It is difficult to overestimate the impact of the articles—and the books spun off from the series—on the burgeoning U.S. space program. Written with expertise and confidence and illustrated by Bonestell’s extraordinary paintings, they demonstrated that space flight was not a goal for the distant future but was almost here. Von Braun’s mission was to demonstrate that it could be accomplished with present-day technology and materials—that given the will and the money, the United States could be in space in a few years. He accomplished his mission brilliantly. In addition to encouraging debate among engineers and scientists, the series so sold the public on the idea of space flight that Congress was enboldened to fund the multibilliondollar space program it had been debating.

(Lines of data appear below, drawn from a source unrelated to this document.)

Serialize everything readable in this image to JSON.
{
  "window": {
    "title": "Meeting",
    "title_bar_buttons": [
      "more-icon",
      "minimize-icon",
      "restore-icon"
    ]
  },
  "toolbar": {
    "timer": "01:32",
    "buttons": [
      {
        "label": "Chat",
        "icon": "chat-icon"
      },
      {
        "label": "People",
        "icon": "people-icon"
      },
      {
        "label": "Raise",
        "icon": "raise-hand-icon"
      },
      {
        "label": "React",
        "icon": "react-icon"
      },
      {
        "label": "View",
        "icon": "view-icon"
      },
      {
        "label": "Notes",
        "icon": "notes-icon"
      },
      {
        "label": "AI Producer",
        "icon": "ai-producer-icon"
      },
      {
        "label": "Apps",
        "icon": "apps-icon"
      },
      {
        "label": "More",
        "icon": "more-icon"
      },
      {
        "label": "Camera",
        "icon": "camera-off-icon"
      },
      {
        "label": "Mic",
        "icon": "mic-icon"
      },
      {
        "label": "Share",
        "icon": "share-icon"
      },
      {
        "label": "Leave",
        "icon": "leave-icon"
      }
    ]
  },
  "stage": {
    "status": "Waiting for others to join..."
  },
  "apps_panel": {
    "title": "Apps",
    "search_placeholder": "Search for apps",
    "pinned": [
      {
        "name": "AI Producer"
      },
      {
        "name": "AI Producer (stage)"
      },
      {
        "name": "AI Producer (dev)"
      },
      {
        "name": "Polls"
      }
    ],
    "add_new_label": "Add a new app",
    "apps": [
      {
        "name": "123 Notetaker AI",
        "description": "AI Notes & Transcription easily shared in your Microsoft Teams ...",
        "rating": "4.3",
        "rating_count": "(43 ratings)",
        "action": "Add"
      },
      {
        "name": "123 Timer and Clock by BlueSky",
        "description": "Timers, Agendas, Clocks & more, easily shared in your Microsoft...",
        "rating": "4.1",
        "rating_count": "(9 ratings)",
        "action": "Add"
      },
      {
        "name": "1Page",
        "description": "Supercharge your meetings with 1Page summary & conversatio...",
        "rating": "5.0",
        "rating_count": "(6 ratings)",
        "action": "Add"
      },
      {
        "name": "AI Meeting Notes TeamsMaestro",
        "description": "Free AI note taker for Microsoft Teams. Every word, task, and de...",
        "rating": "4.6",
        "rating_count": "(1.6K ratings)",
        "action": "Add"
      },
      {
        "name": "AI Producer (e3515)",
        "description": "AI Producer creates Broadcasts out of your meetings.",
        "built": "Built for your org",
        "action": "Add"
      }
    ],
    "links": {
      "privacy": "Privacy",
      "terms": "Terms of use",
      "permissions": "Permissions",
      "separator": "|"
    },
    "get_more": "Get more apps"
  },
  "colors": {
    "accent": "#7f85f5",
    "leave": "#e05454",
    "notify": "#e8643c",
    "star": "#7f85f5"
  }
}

Yet even Wernher von Braun, like Heinlein before him, was not immune to Bonestell’s criticism. “My file cabinet,” von Braun said, “is filled with sketches of rocket ships I had prepared to help in his art work—only to have them returned to me with penetrating detailed questions or blistering criticism of some inconsistency or oversight.” The two nonetheless remained close friends, and von Braun would later write that “Chesley Bonestell’s pictures … present the most accurate portrayal of those faraway heavenly bodies that modern science can offer. I do not say this lightly. In my many years of association with Chesley I have learned to respect, nay fear, this wonderful artist’s obsession with perfection.”

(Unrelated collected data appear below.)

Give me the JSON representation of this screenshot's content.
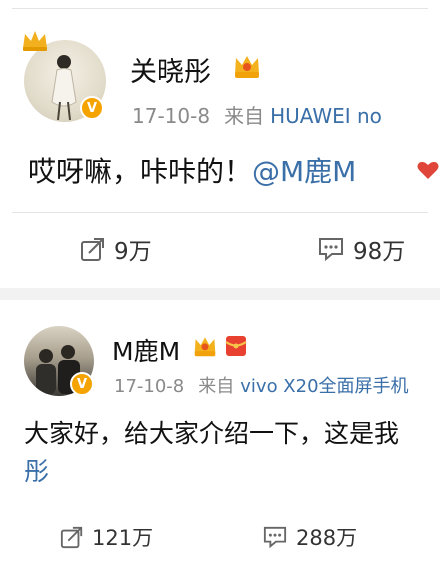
{
  "posts": [
    {
      "username": "关晓彤",
      "date": "17-10-8",
      "from_label": "来自",
      "source": "HUAWEI no",
      "text": "哎呀嘛，咔咔的！",
      "mention": "@M鹿M",
      "reposts": "9万",
      "comments": "98万",
      "icons": [
        "crown-icon",
        "verified-v-icon",
        "vip-crown-icon",
        "repost-icon",
        "comment-icon",
        "heart-icon"
      ]
    },
    {
      "username": "M鹿M",
      "date": "17-10-8",
      "from_label": "来自",
      "source": "vivo X20全面屏手机",
      "text": "大家好，给大家介绍一下，这是我",
      "text_wrap": "彤",
      "reposts": "121万",
      "comments": "288万",
      "icons": [
        "verified-v-icon",
        "vip-crown-icon",
        "red-envelope-icon",
        "repost-icon",
        "comment-icon"
      ]
    }
  ],
  "colors": {
    "link": "#3a6fa8",
    "meta": "#8a8a8a",
    "verified": "#f5a300",
    "divider": "#e4e4e4"
  }
}
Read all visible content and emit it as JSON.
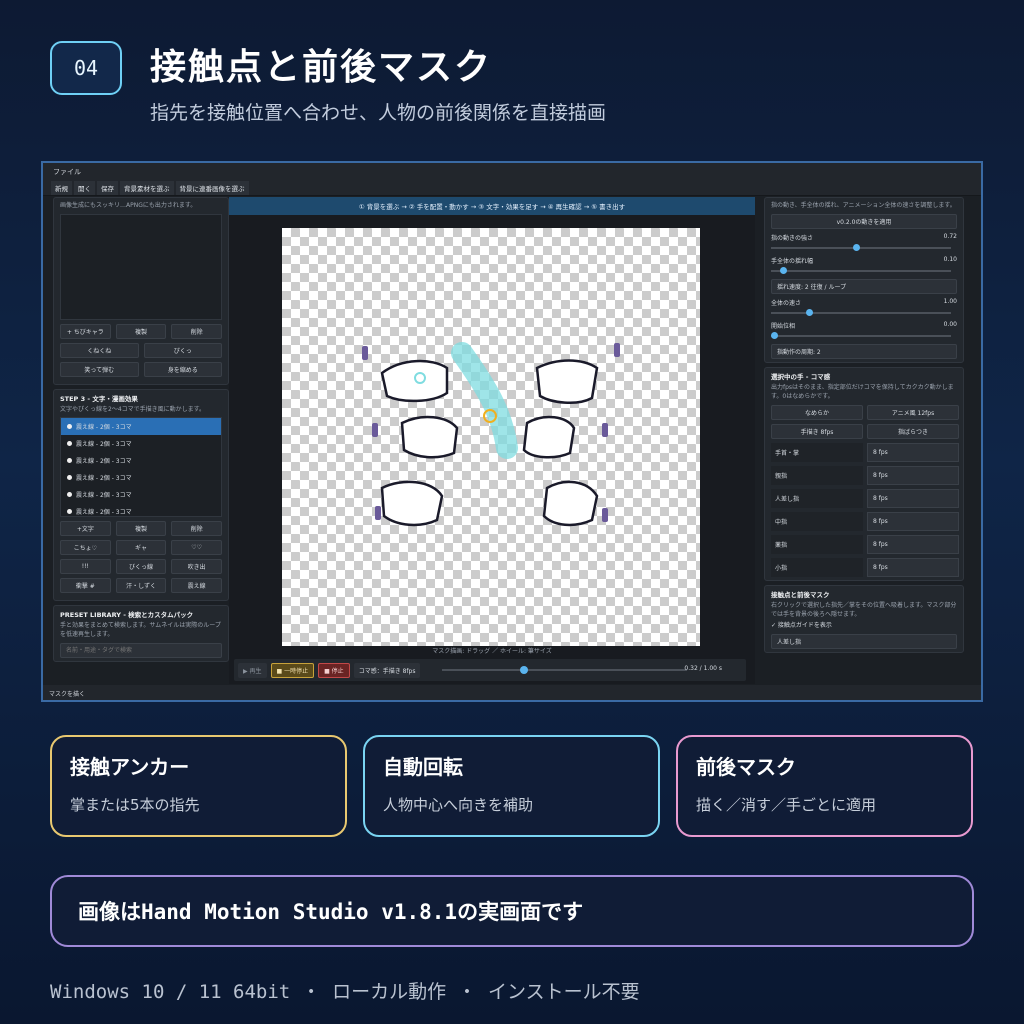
{
  "header": {
    "badge": "04",
    "title": "接触点と前後マスク",
    "subtitle": "指先を接触位置へ合わせ、人物の前後関係を直接描画"
  },
  "app": {
    "menu": "ファイル",
    "toolbar": [
      "新規",
      "開く",
      "保存",
      "背景素材を選ぶ",
      "背景に連番画像を選ぶ"
    ],
    "left": {
      "intro": "画像生成にもスッキリ…APNGにも出力されます。",
      "btns1": [
        "+ ちびキャラ",
        "複製",
        "削除"
      ],
      "btns2": [
        "くねくね",
        "ぴくっ"
      ],
      "btns3": [
        "笑って弾む",
        "身を縮める"
      ],
      "step3_title": "STEP 3 - 文字・漫画効果",
      "step3_desc": "文字やぴくっ線を2〜4コマで手描き風に動かします。",
      "list": [
        "震え線 - 2個 - 3コマ",
        "震え線 - 2個 - 3コマ",
        "震え線 - 2個 - 3コマ",
        "震え線 - 2個 - 3コマ",
        "震え線 - 2個 - 3コマ",
        "震え線 - 2個 - 3コマ"
      ],
      "btns4": [
        "+文字",
        "複製",
        "削除"
      ],
      "btns5": [
        "こちょ♡",
        "ギャ",
        "♡♡"
      ],
      "btns6": [
        "!!!",
        "びくっ線",
        "吹き出"
      ],
      "btns7": [
        "衝撃 #",
        "汗・しずく",
        "震え線"
      ],
      "preset_title": "PRESET LIBRARY - 検索とカスタムパック",
      "preset_desc": "手と効果をまとめて検索します。サムネイルは実際のループを低速再生します。",
      "search_placeholder": "名前・用途・タグで検索"
    },
    "center": {
      "steps": "① 背景を選ぶ → ② 手を配置・動かす → ③ 文字・効果を足す → ④ 再生確認 → ⑤ 書き出す",
      "mask_hint": "マスク描画: ドラッグ ／ ホイール: 筆サイズ",
      "play": "▶ 再生",
      "pause": "■ 一時停止",
      "stop": "■ 停止",
      "fps": "コマ感：手描き 8fps",
      "time": "0.32 / 1.00 s",
      "progress": 0.32
    },
    "right": {
      "top_desc": "指の動き、手全体の揺れ、アニメーション全体の速さを調整します。",
      "apply_btn": "v0.2.0の動きを適用",
      "sliders": [
        {
          "label": "指の動きの強さ",
          "value": "0.72",
          "pos": 0.44
        },
        {
          "label": "手全体の揺れ幅",
          "value": "0.10",
          "pos": 0.05
        },
        {
          "label": "全体の速さ",
          "value": "1.00",
          "pos": 0.19
        },
        {
          "label": "開始位相",
          "value": "0.00",
          "pos": 0.0
        }
      ],
      "sway": "揺れ速度: 2 往復 / ループ",
      "cycle": "指動作の周期: 2",
      "sel_title": "選択中の手 - コマ感",
      "sel_desc": "出力fpsはそのまま、指定部位だけコマを保持してカクカク動かします。0はなめらかです。",
      "quick": [
        "なめらか",
        "アニメ風 12fps",
        "手描き 8fps",
        "指ばらつき"
      ],
      "parts": [
        [
          "手首・掌",
          "8 fps"
        ],
        [
          "親指",
          "8 fps"
        ],
        [
          "人差し指",
          "8 fps"
        ],
        [
          "中指",
          "8 fps"
        ],
        [
          "薬指",
          "8 fps"
        ],
        [
          "小指",
          "8 fps"
        ]
      ],
      "contact_title": "接触点と前後マスク",
      "contact_desc": "右クリックで選択した指先／掌をその位置へ吸着します。マスク部分では手を背景の後ろへ隠せます。",
      "guide": "✓ 接触点ガイドを表示",
      "finger": "人差し指"
    },
    "status": "マスクを描く"
  },
  "cards": [
    {
      "title": "接触アンカー",
      "desc": "掌または5本の指先",
      "color": "#e8c870"
    },
    {
      "title": "自動回転",
      "desc": "人物中心へ向きを補助",
      "color": "#7ad4f2"
    },
    {
      "title": "前後マスク",
      "desc": "描く／消す／手ごとに適用",
      "color": "#e89ad0"
    }
  ],
  "banner": "画像はHand Motion Studio v1.8.1の実画面です",
  "footer": "Windows 10 / 11 64bit ・ ローカル動作 ・ インストール不要"
}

AT THE ZENITH OF AMERICAN ENTHUSIASM FOR SPACE flight—the period between the end of World War II and the end of the 1960s—Bonestell’s illustrations and spacecraft designs appeared not only in print but in games, motion pictures, television, jigsaw puzzles, and toys, bringing his vision to millions of people. Over the next few decades he created more than half a dozen other books. His masterwork was undoubtedly the 40-foot mural of the lunar surface commissioned in 1956 by the Museum of Science in Boston. The painting is now in the collection of the National Air and Space Museum, which plans to restore it for display in the museum’s new annex near Dulles International Airport. But Bonestell’s favorite space picture was not one he created himself—not with his own brush anyway. It was the televised image “showing a man first stepping out there, putting his foot on the Moon. I want to tell you, I wept; tears came down my face. I was so excited and emotional about it. … It was the realization of something I had been hoping for for a large part of my life.”
His final years were rich with honors. Before his death in 1986 he received a special award and medallion, as well as a bronze medal, from the British Interplanetary Society; the Dorothea Klumpke-Roberts Award from the Astronomical Society of the Pacific; and even his own asteroid. At the renaming of the former (3129)1979MK2, Carl Sagan commented that “it is only fitting that we give back a world to Bonestell, who has given us so many.”